According to a report published by The Mail on Sunday one factory – dubbed “iPod City” – and run by Taiwanese company Foxconn, employs a workforce of 200,000 people working for “about half the wage weavers earned in Liverpool and Manchester in 1805, allowing for inflation,” and “live in dormitories on the site, 100 to a room, arriving with a few possessions and a bucket to wash their clothes.”

The paper cites one employee working 15-hour days for 27 pounds per month (about US$50), a wage described as low, “even for China.”

The newspaper also describes the area where iPod City is located, Zhengzhou, as one of China’s poorer regions, where workers would “accept even less.”

“The job here is so-so” a Foxconn employee told The Mail on Sunday. “We have to work too hard and I am always tired. It’s like being in the army. They make us stand still for hours. If we move we are punished by being made to stand still for longer. The boys are made to do push-ups.”

Although focused on the iPod, the news story also notes that the working conditions are not unique to Apple or its products. Will Sturgeon, managing editor of IT Web site Silicon.com told the paper that such global conditions are “commonplace.”
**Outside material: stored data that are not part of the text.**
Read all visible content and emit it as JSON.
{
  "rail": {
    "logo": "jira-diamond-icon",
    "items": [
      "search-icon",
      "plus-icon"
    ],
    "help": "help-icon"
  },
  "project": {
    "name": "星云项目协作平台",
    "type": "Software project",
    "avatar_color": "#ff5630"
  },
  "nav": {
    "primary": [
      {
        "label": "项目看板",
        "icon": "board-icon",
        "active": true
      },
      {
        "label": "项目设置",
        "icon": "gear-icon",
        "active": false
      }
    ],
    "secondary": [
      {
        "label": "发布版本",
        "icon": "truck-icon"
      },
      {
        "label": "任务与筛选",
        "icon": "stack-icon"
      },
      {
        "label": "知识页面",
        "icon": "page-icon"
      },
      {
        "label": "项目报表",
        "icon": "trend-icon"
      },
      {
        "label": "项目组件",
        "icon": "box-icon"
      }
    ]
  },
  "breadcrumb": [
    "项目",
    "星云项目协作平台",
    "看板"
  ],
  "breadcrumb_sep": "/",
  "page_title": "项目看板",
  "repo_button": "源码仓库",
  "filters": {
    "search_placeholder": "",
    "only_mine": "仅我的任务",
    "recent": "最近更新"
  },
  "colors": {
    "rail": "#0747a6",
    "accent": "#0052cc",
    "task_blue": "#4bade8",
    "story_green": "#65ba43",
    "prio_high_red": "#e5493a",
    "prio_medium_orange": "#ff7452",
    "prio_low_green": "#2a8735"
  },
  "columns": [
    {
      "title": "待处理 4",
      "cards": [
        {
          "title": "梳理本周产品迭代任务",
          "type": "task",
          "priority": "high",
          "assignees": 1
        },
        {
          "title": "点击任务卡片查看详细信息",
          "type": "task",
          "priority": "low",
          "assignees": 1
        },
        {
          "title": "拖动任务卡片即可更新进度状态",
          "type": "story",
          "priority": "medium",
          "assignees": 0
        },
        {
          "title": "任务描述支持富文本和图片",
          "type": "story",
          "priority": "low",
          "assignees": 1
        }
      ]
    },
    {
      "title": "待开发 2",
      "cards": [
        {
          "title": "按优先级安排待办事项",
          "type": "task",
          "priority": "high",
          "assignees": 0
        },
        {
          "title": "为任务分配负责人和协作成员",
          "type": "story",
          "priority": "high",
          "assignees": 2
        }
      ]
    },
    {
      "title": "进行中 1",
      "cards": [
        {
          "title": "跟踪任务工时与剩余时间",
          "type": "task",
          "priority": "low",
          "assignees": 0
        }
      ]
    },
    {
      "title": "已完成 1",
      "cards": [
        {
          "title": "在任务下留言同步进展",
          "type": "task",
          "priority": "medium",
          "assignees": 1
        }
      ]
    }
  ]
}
“Apple are only one of thousands of companies manufacturing their products in the same places and in the same conditions,” Sturgeon said. “It’s the nature of big business today to exploit any opportunity that comes their way.”

While Apple is weathering the PR storm brought about by the news story, conditions in Chinese factories manufacturing products for export are sure to come under scrutiny by the rest of the world. Even though Apple appears to be the bad guy in this story, it is the consumer who will eventually have to decide between low retail prices for goods manufactured in China and the price workers pay to keep their jobs there.

Meanwhile, Apple says it is looking into the claims made by the news story. In a statement issued to the press, the computer company said, “Apple is committed to ensuring that working conditions in our supply chain are safe, workers are treated with respect and dignity, and manufacturing processes are environmentally responsible.”